木桶職人復活プロジェクト

越後味噌醸造

2019年8月16日(金)

毎年、お盆の交通ラッシュのニュースと共に

決まって流れてくるのは台風のニュース。

 

いい加減、連休をずらせばいいのにと思うのは

少し勝手な考え方であり、

ご先祖さまも何かと忙しいだろうし、

そう簡単にスケジュールをずらす事は難しいのかもしれない。

 

数日前に新潟県内で40度を超える場所もあった中、

その日も少し前に降った雨のせいで蒸し暑かった。

 

越後味噌醸造。

新潟県は燕市吉田にある味噌蔵を訪ねた。

 

実は私自身が隣町の出身であり、

高校卒業まで近くにいたにも関わらず、

自分が木桶に興味を持って調べる最近まで

この蔵の事は全く知らずにいた。

 

蔵の中を歩いていると、

この日の気候も相まってか、

じっとりとた空気に菌たちの息遣いをより感じた。

 

この日案内をしてくれたのは、

マネージャーの高久さんと醸造部の安藤さん。

もともと出版社に勤めていた安藤さんは、

越後味噌醸造前社長の

とてつもない木桶への愛情に感化され入社を決意。

 

初めて木桶を見たときに、

蔵にドーンとある姿に圧倒されつつも

大きいけどどこか温かみのあるその姿に

何かこみ上げてくる気持ちがあったという。

 

その言葉にならないような思いは、

自分が初めて小豆島で木桶を見た時に同じような体験をした。

蔵には使っていない木桶もかなりの数あるようだった。

また、数年前まで木桶の補修も自分たちの手で行なっていたようだ。

 

しかし、今は補修をできる人もいなくなり、

調子が悪くなると以前働いていた方に頼み、

見に来てもらっている。

 

改めて考えると、

自分たちが使う道具を自分たちで調整する、

そんな当たり前の事が出来ない現状や、

さらにその補修が出来る方の高齢化など、

これから先の不安がない訳ではなかったが、

安藤自身もその技術の習得へ前向きだ。

 

元々、この辺りの豪商である

今井家が創業したこともあり、

”何代目”のような家系として

引き継がれていくのとは違う継承の仕方だった。

 

今風に言えば、”雇われ社長”が軸となり

それぞれの時代を受け継いできた。

いわゆる会社としての蔵と

そこにある木桶という形に、

なんとなく継承が途絶えやすそうな

脆さを覚えたのはなぜだろう。

 

自身のご実家も味噌と醤油の蔵元である

マネージャーの高久さんは言う。

「(継承が)代々ってところは本当は逆に幸せですよね、

本人も少なからず下の代に

残していこうっていう意識はあるし、

実際に自分もある。

だけど、こうゆうところはそれがない。

それが、いいのかどうか分からないけれども。

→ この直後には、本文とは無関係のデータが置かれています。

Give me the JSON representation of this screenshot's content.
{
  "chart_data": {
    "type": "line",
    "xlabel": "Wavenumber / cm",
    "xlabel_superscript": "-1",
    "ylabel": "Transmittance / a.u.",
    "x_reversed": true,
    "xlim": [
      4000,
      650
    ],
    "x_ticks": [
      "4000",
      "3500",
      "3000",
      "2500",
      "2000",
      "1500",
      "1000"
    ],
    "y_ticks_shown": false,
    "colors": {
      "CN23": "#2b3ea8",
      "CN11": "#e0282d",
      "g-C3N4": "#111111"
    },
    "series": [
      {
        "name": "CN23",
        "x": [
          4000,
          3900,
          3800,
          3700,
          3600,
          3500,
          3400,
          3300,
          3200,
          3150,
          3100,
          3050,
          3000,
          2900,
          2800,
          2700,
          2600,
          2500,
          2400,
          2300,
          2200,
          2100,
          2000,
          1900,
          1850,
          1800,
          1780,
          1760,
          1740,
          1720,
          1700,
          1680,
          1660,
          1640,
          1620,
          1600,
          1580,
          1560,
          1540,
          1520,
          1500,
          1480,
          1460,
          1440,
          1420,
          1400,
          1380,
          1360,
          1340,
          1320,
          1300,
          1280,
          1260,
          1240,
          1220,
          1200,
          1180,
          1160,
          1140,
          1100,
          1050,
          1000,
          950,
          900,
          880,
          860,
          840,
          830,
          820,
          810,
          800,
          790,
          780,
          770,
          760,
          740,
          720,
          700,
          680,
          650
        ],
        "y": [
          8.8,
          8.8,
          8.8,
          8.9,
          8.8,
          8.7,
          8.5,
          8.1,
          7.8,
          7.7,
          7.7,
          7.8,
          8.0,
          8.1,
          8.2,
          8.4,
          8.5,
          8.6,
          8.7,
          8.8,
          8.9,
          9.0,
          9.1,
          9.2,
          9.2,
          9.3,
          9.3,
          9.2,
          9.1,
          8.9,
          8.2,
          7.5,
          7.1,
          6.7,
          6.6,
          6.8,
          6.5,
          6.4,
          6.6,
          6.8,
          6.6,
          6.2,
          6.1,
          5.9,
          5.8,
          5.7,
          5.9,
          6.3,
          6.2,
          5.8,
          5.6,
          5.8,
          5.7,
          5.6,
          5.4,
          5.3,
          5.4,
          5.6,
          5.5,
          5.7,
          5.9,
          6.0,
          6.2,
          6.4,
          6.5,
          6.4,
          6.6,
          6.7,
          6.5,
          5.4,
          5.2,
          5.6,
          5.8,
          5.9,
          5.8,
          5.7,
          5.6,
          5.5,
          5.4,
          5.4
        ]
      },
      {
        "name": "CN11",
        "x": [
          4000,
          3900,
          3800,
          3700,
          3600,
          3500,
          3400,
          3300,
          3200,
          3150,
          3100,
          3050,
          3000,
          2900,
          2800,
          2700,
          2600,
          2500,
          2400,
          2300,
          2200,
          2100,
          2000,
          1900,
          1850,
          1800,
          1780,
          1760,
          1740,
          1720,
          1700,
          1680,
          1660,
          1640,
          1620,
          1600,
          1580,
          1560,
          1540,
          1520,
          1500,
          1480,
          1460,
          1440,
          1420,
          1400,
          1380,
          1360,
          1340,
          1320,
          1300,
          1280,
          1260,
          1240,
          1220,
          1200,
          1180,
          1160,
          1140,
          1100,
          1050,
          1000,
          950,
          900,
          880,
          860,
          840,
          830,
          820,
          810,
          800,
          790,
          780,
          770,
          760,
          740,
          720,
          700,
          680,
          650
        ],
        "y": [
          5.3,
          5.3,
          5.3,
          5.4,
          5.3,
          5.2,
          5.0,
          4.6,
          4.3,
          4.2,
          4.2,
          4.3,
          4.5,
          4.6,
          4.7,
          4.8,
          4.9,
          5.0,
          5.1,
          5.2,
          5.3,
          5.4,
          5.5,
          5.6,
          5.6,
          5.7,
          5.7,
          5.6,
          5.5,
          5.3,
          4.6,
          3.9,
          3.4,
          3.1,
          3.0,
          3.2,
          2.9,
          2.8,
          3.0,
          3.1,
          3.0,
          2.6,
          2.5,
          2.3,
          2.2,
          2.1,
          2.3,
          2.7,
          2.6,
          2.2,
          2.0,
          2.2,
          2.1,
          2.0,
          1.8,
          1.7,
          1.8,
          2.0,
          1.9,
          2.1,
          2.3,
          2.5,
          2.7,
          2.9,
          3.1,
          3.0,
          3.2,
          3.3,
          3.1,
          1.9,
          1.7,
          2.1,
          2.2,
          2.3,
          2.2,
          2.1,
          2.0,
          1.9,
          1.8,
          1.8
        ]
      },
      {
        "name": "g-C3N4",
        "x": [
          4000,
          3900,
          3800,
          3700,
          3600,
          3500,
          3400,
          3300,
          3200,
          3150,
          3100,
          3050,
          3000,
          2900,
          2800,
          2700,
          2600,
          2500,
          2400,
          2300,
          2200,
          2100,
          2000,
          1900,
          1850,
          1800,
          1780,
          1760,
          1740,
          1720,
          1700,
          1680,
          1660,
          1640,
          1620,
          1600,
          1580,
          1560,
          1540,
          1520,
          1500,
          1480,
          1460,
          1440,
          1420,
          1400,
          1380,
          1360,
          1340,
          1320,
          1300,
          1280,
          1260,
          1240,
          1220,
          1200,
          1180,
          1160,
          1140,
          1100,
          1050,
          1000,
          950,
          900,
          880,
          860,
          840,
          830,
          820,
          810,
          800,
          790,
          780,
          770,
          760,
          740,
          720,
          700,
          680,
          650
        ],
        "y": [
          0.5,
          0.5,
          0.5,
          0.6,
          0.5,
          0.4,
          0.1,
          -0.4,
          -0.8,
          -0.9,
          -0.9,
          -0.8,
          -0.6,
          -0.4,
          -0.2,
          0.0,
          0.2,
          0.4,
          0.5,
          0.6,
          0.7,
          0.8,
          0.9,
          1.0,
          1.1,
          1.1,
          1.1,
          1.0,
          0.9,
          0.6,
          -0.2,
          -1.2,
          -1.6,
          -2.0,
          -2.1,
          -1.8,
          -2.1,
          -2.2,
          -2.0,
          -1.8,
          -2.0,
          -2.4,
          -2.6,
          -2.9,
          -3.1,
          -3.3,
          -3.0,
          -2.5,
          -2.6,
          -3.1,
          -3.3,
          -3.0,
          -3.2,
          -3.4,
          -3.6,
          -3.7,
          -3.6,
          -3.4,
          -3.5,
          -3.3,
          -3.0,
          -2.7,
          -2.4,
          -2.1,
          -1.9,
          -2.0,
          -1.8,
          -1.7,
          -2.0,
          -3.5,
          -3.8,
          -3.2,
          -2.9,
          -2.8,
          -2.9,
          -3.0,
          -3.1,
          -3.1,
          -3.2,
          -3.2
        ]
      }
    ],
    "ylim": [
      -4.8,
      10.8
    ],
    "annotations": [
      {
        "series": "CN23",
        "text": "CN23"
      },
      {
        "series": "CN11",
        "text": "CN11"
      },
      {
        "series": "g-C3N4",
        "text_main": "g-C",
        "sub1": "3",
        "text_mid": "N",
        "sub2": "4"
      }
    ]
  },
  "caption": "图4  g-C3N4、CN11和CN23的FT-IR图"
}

」

 

もちろんすべての企業や

蔵元にも当てはまることではないし、

自分の勝手な思い込みが

少し行き過ぎただけだなと思った。

 

「一番(この蔵に居るのが)長いのは木桶さんですよ。」

と、お2人は笑いながらも、

「自分たちの代で歴史は作っていける。」と言っていた。

そうやって1771年の創業から繋がってきたのだ。